Борис Всеволодов.
Немая баррикада
Из цикла новелл
Высший принцип
Неуклюжая фигура в неопрятном, плохо выглаженном костюме провинциального покроя, лицо в глубоких рябинах, неизменный портфель, туго набитый произведениями классиков, откуда учитель цитировал длинные периоды, упиваясь красотами текста и забывая о своем скрипучем голосе, — все это давало семиклассникам обильную пищу для насмешек. Хотя наружность его и напрашивалась на множество хлестких прозвищ, он и в этой школе носил ту же кличку, что и во всех других, где преподавал в течение двадцати лет.
«Высший принцип» — называли его ученики уже на третий день, прослушав несколько раз восторженные комментарии учителя на уроках латинского и греческого языков. И это прозвище вскоре совершенно заменило его настоящее имя.
— Высший принцип… гм… нравственности, который вам всем необходимо усвоить, просто не допустит такого смешного и подлого поступка, как списывание у соседа, — говорил он в этот день, склоняясь над сине-лиловыми тетрадями латинских сочинений.
Он так сосредоточенно продумывал в последние дни отдельные фразы перевода, которым намеревался закончить годовые занятия седьмого класса, что весь мир, полный страшных событий, проходил мимо его сознания. Как раз в ту минуту, когда он поднял костлявый, всегда измазанный чернилами указательный палец, возвещая со старомодной торжественностью, что начинает диктовать первую фразу: «Enuntiationem primam…», — раздался нервный стук в дверь. Дверь приотворилась, пропустив директора школы, и быстро захлопнулась снова.
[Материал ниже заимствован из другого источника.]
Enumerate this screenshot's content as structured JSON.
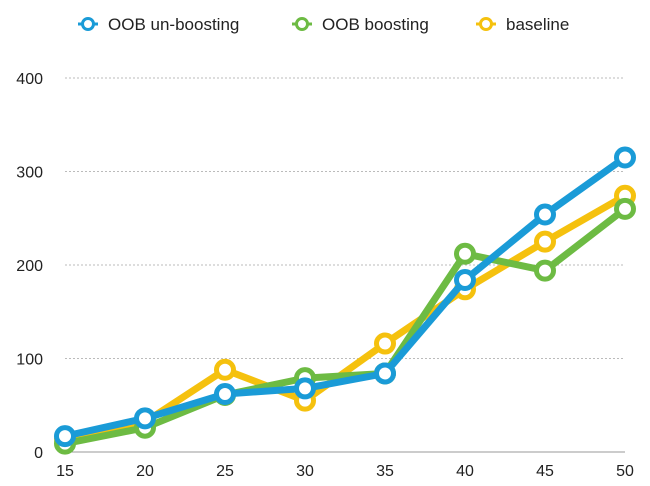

Превозмогая припадок удушья от страшного прилива крови, как перед апоплексическим ударом, он прислонился спиной к двери и слабым движением руки разрешил ученикам не вставать.
— Спартанцы, я спешу из Фермопил! — прошептал семиклассник Рышанек своему соседу Моучке, стараясь шуткой заглушить охватившую его в эту минуту внутреннюю тревогу. Но Моучка, бледный, взволнованный внезапным предчувствием, оставил без всякого внимания шутку товарища.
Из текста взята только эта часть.